Judged and Found Wanting

Judged and Found Wanting 2016-05-02T11:32:44-06:00

While they were looking intently at the sky as he was going, suddenly two men dressed in white garments stood beside them. They said, “Men of Galilee, why are you standing there looking at the sky? This Jesus who has been taken up from you into heaven will return in the same way as you have seen him going into heaven.”
~ Acts of the Apostles 1:10-11

This morning, as I was leaving to run an errand or two before Mass, I met Jesus. And as he did with the Samaritan woman at the well, or with any of us, he “showed me everything I’ve ever done.”

I was already in a weepy place, waking up. Yesterday, someone I love very much told me she thought we might not be able to be friends anymore, because I am so judgmental. She’s going through a tough time, and wanted to talk about it with me. But I didn’t stop at listening. I told her I thought part of the problem might be hers. And I didn’t sugarcoat it. “I trusted you,” she said. “And I feel judged and found wanting.”

I would like to be able to say that this kind of behavior is an exception on my part, but it’s not. I would like to be able to claim Asperger’s or some other autism spectrum disorder as the explanation for my scrupulous obsession with rules and my tin ear for social cues, but in fact it is just that I am a staggeringly bad friend. I would like to say it’s just being a Libra that compels me to play the devil’s advocate and always take the other side, but the fault is not in my stars but in myself: I am always too busy working out a theoretical argument to notice the hand that simply needs holding.

So I required church, badly, this morning. Got in the car, turned the key, and a horrific clattering, shrieking, no-good-will-come-of-this noise emerged. The Check Engine light–the automotive equivalent of the Seventh Seal–began flashing wildly. The car (Bernadette Subaru) jitterbugged in place maniacally. I turned off the ignition and looked intently at the sky.

Suddenly, two men were standing beside me. They were not dressed in white garments, unless you count the grubby undershirts that topped the sweatpants. They were not, in my experience, angels. They were, in fact, two of the guys who live across the street from me in a halfway house for former offenders run by a notorious neighborhood slumlord.

They were precisely the two guys with whom I’d had a World War III level run-in two Sundays ago, when my request that they turn down the arena-level ACDC they were pumping out to accompany their front-porch beer binge was met with, well, some comments about my age, size, and the kind of sexual practice I should feel free to indulge in with myself. I responded by citing city noise laws. The resulting shoutfest ended up involving the inhabitants of 5 houses on the block, my landlady, and the police. A negotiated ceasefire resulted in the lowering of the music level from them, and an admission from me that Yes, I do come across as a stuck-up, cranky old rhymes-with-witch.

Come across, nothing. I am.

So this morning, I was in full judgment mode, afraid they were going to give me trouble. Instead, they–Webb and Donnie, now that we’ve finally exchanged names–got under the hood, diagnosed the problem as one I already knew I had (“Ain’t no woman in the world remembers to keep the oil level up,” Webb said. “Meaning no insult, ma’am”), and offered to drive me to the gas station to buy oil. I clambered into the truck with Donnie (they were right about my age and my size), and he chatted away about his job as a landscaper and his brother-in-law’s cancer.

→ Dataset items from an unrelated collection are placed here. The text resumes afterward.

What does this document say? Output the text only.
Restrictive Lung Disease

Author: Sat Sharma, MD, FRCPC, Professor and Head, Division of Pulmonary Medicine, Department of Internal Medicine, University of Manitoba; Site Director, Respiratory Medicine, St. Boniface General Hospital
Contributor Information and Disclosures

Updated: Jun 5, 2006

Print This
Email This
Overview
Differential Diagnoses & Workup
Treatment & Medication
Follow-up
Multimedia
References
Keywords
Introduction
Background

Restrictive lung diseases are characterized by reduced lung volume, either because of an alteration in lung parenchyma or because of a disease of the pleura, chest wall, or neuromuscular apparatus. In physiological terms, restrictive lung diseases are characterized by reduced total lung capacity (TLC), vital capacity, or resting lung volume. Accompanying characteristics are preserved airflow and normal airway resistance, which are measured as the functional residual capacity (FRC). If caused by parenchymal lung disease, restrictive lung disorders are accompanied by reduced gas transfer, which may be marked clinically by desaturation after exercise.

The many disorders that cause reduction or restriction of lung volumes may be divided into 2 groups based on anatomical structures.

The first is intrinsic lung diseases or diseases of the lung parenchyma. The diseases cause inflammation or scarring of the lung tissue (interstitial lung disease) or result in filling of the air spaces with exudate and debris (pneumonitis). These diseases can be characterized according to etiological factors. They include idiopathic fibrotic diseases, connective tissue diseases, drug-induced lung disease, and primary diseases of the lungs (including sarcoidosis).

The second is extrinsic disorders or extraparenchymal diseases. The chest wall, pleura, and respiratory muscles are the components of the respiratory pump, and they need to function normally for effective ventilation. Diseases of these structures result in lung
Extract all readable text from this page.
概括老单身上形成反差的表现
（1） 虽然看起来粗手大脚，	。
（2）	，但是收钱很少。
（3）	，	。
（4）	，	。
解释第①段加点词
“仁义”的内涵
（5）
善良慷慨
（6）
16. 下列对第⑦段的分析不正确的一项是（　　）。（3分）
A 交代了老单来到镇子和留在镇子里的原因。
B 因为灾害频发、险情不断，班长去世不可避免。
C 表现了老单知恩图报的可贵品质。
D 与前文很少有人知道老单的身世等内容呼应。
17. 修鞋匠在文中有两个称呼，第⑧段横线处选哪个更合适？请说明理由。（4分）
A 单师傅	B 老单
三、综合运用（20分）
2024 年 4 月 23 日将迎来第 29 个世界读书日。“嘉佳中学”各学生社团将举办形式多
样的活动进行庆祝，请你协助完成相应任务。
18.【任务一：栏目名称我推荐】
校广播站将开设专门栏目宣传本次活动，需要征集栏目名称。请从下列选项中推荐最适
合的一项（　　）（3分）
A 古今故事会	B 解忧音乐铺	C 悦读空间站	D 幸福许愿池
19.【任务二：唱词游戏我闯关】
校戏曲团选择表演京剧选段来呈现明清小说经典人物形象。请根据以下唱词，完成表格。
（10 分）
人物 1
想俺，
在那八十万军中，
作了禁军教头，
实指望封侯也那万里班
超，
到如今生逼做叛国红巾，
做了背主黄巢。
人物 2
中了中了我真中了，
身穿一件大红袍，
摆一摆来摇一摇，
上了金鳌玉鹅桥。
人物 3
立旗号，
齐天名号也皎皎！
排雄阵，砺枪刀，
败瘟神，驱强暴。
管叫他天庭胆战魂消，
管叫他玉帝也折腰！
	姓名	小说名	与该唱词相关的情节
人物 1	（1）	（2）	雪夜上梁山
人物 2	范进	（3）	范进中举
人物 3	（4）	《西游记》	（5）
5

We got the oil, and on the way back, Donnie asked what I do. I told him I wrote about religion and helped raise money for nonprofits. “Huh,” he said thoughtfully, looking straight ahead. “Then you do some good in the world.” He paused, and grinned. “Who’d have thought it? Guess it just goes to show you shouldn’t judge.”

They got the car running and extracted a promise from me to Go, and avoid a tune-up no more. They weren’t angels. They were the best of Samaritans, stopping to help not some anonymous robbery victim but the very priest-and-Levite who would have passed them by if the case were reversed, probably quoting every jot and tittle of the noise ordinances as she did so. And they were more. Not judgmental, but just: the kind of just men Gerard Manley Hopkins says reveal the unexpected face of the Risen Lord:

. . . the just man justices;
Kéeps gráce: thát keeps all his goings graces;
Acts in God’s eye what in God’s eye he is—
Chríst—for Christ plays in ten thousand places,
Lovely in limbs, and lovely in eyes not his
To the Father through the features of men’s faces.

On this Ascension morning, I had been judged, and found wanting. I was looking at the sky, when I should have been looking next door.

As I left for Mass (which I made on time), I shook Donnie’s hand, and went to shake Webb’s. “Uh-uh,” he said. “We’re at hug level now.” So I gave him a hug, and as deeply felt an apology as I know how. I pray my friend will let me do the same.